Nesse contexto, a LGPD veda o tratamento dos dados de acordo com a classificação para criação de estereótipos, para segregação e realização do tratamento para fins discriminatórios ilícitos ou abusivos. Sendo assim, a consulta aos órgãos de proteção ao crédito nos processos seletivos de recrutamento e seleção poderá ser interpretada pelo Ministério Público do Trabalho, Judiciário e pela Autoridade Nacional de Proteção de Dados como um tratamento de dados pessoais ilegítimo, por violar os mencionados fundamentos e princípios da LGPD.
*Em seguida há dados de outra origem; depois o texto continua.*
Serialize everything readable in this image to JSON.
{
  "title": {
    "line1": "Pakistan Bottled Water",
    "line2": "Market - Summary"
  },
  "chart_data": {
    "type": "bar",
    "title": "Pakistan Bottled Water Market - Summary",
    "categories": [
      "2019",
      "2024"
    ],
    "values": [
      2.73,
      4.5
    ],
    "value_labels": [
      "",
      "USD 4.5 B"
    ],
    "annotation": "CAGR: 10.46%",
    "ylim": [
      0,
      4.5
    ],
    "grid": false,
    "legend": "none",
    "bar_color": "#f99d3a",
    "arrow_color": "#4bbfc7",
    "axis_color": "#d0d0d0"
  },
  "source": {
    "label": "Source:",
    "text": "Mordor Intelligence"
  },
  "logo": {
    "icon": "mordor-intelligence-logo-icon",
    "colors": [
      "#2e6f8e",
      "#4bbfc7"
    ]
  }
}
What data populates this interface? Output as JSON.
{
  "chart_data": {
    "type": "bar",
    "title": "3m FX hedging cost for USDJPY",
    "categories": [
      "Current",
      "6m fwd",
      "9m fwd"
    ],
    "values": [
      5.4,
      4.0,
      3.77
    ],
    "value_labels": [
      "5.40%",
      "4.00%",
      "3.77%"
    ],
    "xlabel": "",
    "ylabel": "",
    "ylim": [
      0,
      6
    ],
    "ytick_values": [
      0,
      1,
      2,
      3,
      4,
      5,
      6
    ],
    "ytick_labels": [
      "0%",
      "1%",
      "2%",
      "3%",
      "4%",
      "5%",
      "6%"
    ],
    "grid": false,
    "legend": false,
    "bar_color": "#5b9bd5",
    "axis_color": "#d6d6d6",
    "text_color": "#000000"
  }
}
Pelo exposto, está claro o alto risco das empresas na consulta aos órgãos de proteção ao crédito nos processos seletivos de recrutamento e seleção. A utilização desses procedimentos na fase pré-contratual poderá ser considerada como ato discriminatório e violador de direitos e princípios constitucionais, ensejando em potencial risco de condenação ao pagamento de indenização por dano moral e material (perda de uma chance) em reclamação trabalhista. Assim como ao pagamento de indenização por dano moral coletivo em ação civil pública, perpetrada pelo Ministério Público do Trabalho e, agora, também ensejar em possível sanção pela Autoridade Nacional de Proteção de Dados Pessoais.

Por fim, gostaríamos de ressaltar que, no momento atual, a utilização explícita da respectiva consulta poderá gerar muito mais do que multas ou condenações, mas também grande dano reputacional para as empresas, principalmente com veiculação da prática em matérias de jornais, de noticiários e, principalmente, de mídias sociais.